Little man, BIG plan

Diminutive BMXer sets sights on Olympic gold

American BMX racer Donny Robinson competes in a recent event. The 24-year-old rider from Napa, Calif., is one of the best BMX racers in the world and part of a powerful American team that plans to dominate when the niche sport hits the Olympic stage for the first time this summer in Beijing.

American cycling star Donny Robinson has heard it for years.

It seems like such simple physics. At 5-foot-5, isn’t he too short to be an elite BMX racer? Doesn’t his 150-pound body simply lack the strength and power to compete against men several inches taller, 50 or 60 pounds heavier and who have far more muscle packed onto their frames?

Somehow, the answer is no.

“People have no clue what can be accomplished,” Robinson said, “when you want something bad enough.”

So next August in Beijing, Robinson wants to stand tall – atop the medal podium with Olympic gold around his neck.

The 24-year-old rider from Napa, Calif., is one of the best BMX racers in the world and part of a powerful American team that plans to dominate when the niche sport hits the Olympic stage for the first time this summer. The U.S. squad is ranked No. 1 by the International Cycling Union, and the diminutive Robinson is a big reason why.

He’s currently No. 2 in the worldwide BMX rankings – only behind fellow American Mike Day – and won a test event at the newly built Beijing Olympic track a few months back, giving him plenty of confidence heading into the biggest year of his career.

If he gets one of USA Cycling’s Olympic spots, he’ll be a gold-medal favorite.

“When I first got to that track in Beijing, the place was completely empty and my jaw was hanging for a good half an hour,” Robinson said. “It really hit me that this is the place. This is the place where all my dreams can come true.”

One of his dreams already is: BMX is going mainstream.

He was 6 when he started racing, and even into his late teens, the Olympics wasn’t something BMX racers like Robinson thought about. Their sport – pedaling single-gear bikes on 350-meter dirt tracks with steep start ramps, challenging jumps and banked curves – was thought by many to be a long shot for the Olympic program.

But in 2003, the International Olympic Committee took notice of BMX’s surging popularity, particularly among young athletes, and added it to the Beijing lineup.

Right then and there, Robinson’s priorities immediately changed.

He abandoned the cliche, one-race-at-a-time approach that worked for years. From now until August, it’s all about the Olympics.

“Having the world finally see our abilities and realize that we’ve spent our whole life to be at this point, it’s just an amazing feeling,” Robinson said.

He makes BMX sound easy.

It’s nothing close to easy anymore.

Gone are the days where the sport’s “tricks” include relatively simple things like wheelies, kickouts and bunnyhops.
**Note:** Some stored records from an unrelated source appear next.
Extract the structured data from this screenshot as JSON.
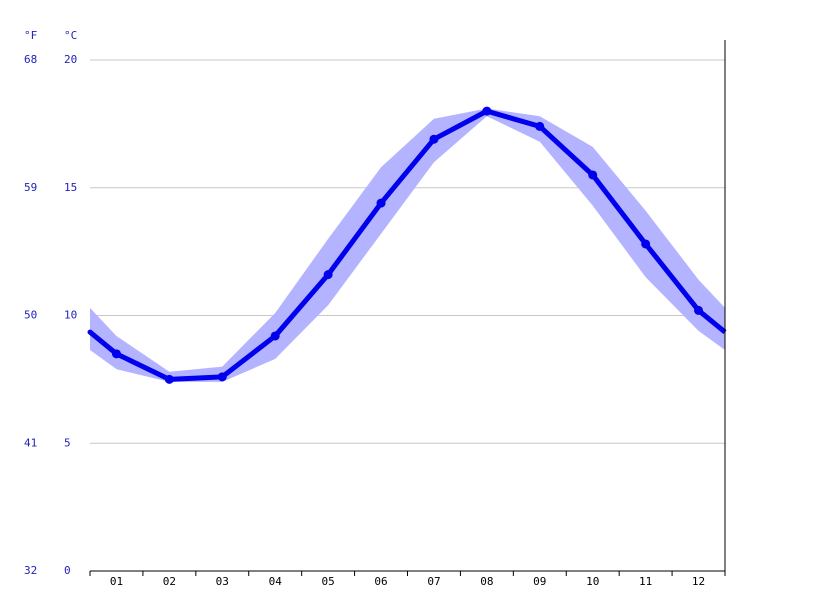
{
  "chart_data": {
    "type": "line",
    "y_label": "°C",
    "y2_label": "°F",
    "categories": [
      "01",
      "02",
      "03",
      "04",
      "05",
      "06",
      "07",
      "08",
      "09",
      "10",
      "11",
      "12"
    ],
    "values": [
      8.5,
      7.5,
      7.6,
      9.2,
      11.6,
      14.4,
      16.9,
      18.0,
      17.4,
      15.5,
      12.8,
      10.2
    ],
    "band_low": [
      7.9,
      7.4,
      7.4,
      8.3,
      10.4,
      13.2,
      16.0,
      17.8,
      16.8,
      14.3,
      11.5,
      9.4
    ],
    "band_high": [
      9.2,
      7.8,
      8.0,
      10.1,
      13.0,
      15.8,
      17.7,
      18.1,
      17.8,
      16.6,
      14.1,
      11.4
    ],
    "color": "#0000ee",
    "band_color": "#b3b3ff",
    "ylim": [
      0,
      20
    ],
    "yticks": [
      0,
      5,
      10,
      15,
      20
    ],
    "y2lim": [
      32,
      68
    ],
    "y2ticks": [
      32,
      41,
      50,
      59,
      68
    ],
    "grid": true
  }
}
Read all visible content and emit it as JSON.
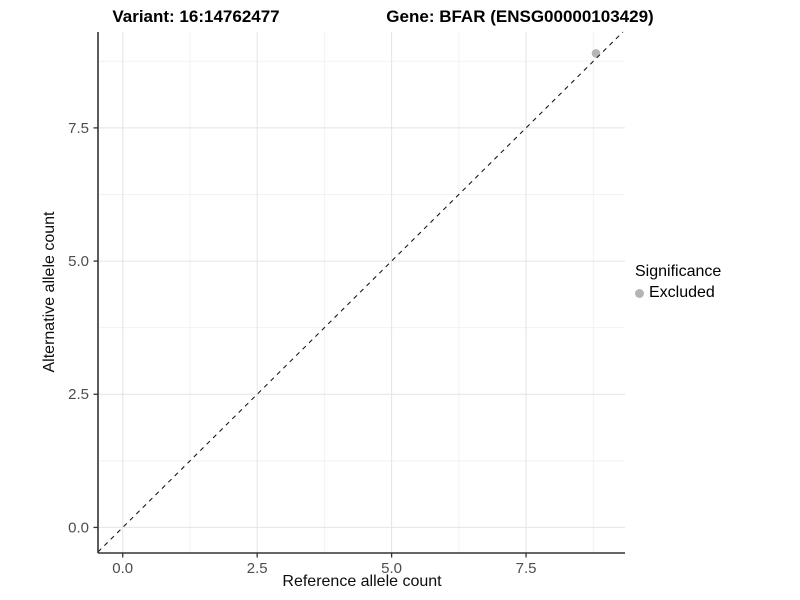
{
  "header": {
    "variant_title": "Variant: 16:14762477",
    "gene_title": "Gene: BFAR (ENSG00000103429)"
  },
  "chart_data": {
    "type": "scatter",
    "xlabel": "Reference allele count",
    "ylabel": "Alternative allele count",
    "xlim": [
      -0.46,
      9.34
    ],
    "ylim": [
      -0.48,
      9.3
    ],
    "xticks": {
      "values": [
        0,
        2.5,
        5,
        7.5
      ],
      "labels": [
        "0.0",
        "2.5",
        "5.0",
        "7.5"
      ]
    },
    "yticks": {
      "values": [
        0,
        2.5,
        5,
        7.5
      ],
      "labels": [
        "0.0",
        "2.5",
        "5.0",
        "7.5"
      ]
    },
    "minor_ticks": [
      1.25,
      3.75,
      6.25,
      8.75
    ],
    "grid": {
      "show": true,
      "major_color": "#e4e4e4",
      "minor_color": "#f2f2f2"
    },
    "identity_line": {
      "slope": 1,
      "intercept": 0,
      "style": "dashed",
      "color": "#1a1a1a"
    },
    "series": [
      {
        "name": "Excluded",
        "color": "#b5b5b5",
        "points": [
          {
            "x": 8.8,
            "y": 8.9
          }
        ]
      }
    ],
    "legend": {
      "title": "Significance",
      "position": "right",
      "items": [
        {
          "label": "Excluded",
          "color": "#b5b5b5"
        }
      ]
    },
    "axis_color": "#333333",
    "tick_label_color": "#4d4d4d"
  }
}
No, it takes a special sort of athlete to survive in the sport now. Races are grueling and can tend to mimic roller derby on dirt.

And the tracks – including the massive, steep one in Beijing – test everyone’s limits.

“I had a rider who was ranked in the top 10 in the world,” said Pat McDonough, USA Cycling’s director of athletics. “We went to the Olympic track in Beijing, with its huge start ramp. She got up there and retired. She got up there and froze for 45 minutes. She told me that if this is where the sport is going, she’s done. It’s almost at the point where you’ve got to be completely nuts … freakin’ crazy to do this now.”

Robinson doesn’t describe himself as nuts or crazy.

But he races that way. He has to, or else winning wouldn’t be an option.

Once riders leave the starting gate, the next few seconds on a BMX track are, at best, controlled chaos. They’re often side-by-side, inches apart, pedaling furiously. They usually go over jumps en masse; if one racer lands awkwardly and bobbles, then the riders trailing at that point typically crash as well.

So there’s tons of luck involved just to navigate the course while remaining upright.

“It’s like anything else,” Robinson said. “The more you work, the more successful you’ll be.”

His record – with a couple dozen race wins as a pro, a few titles and the current No. 2 points ranking – has proved that.

It also proves that his size won’t deter him from his plans to climb that Olympic mountain in Beijing, either.

“These guys are bigger. So why don’t they beat me every single time? It’s always in my mind,” Robinson said. “So I train harder, I work harder and it’s all mental. If you let it get to you, then you’ve already lost the race. And I won’t let that happen.”